Considering there are endless possibilities for window treatments, the shape and style of window along with a budget will help you determine the scope of the project.

Keep in mind the material for window coverings, which can make the difference in how easy it is to maintain your kitchen window treatments. Anything near a stove or sink can absorb odors and soak up spatter. For example, you can launder café curtains and other draperies. You can also wipe down synthetic blinds, shutters, and solar shades with soapy water. But it gets more tedious when you have to manage wood blinds and shutters, which have to be cleaned and conditioned with wood cleaner.

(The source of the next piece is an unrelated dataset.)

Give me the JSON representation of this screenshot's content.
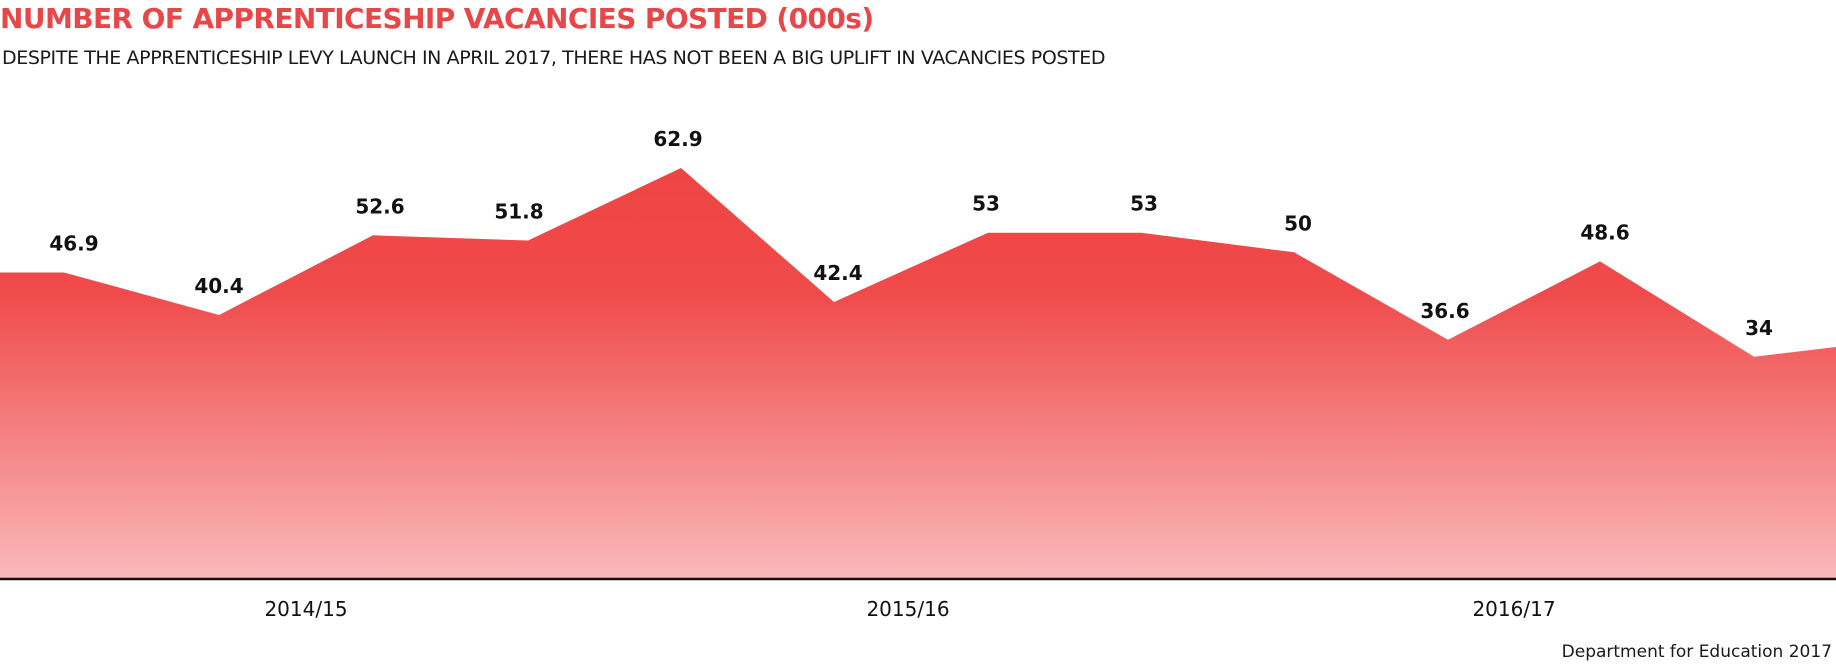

Vertical window coverings, such as a vertical blind or drapery panels, generally work best on windows that are wider than they are tall; they add height and formality to the room. Horizontal blinds for large window treatments—such as cellular shades and wood blinds—work best on windows that are taller than they are wide; they enhance a cozy and casual decor.

Where privacy is not an issue, a swag of patterned or colored fabric draped over a single window can also make a statement. A cornice or valance that's hung a few inches above the window casing brings your eye up, showcasing the full window view. Curtain rods can span an entire wall, end-to-end, to achieve grandeur and openness. Taking the large window's treatments all the way to the ceiling will make the kitchen feel even larger. A way to fill in the blank space left in between the ceiling and top of the window casing is to use Roman shades or textured blinds. Hang them just under the valance or curtain rod. If you want more privacy or light adjustment, they can be lowered to the bottom of the window; this not only adds beauty, but it also comes with great functionality. If you are adding side panels, make sure to size them wide enough to skim the sides of your windows.

For the most personalized effect, choose resources that express your lifestyle: materials, texture, colors and design.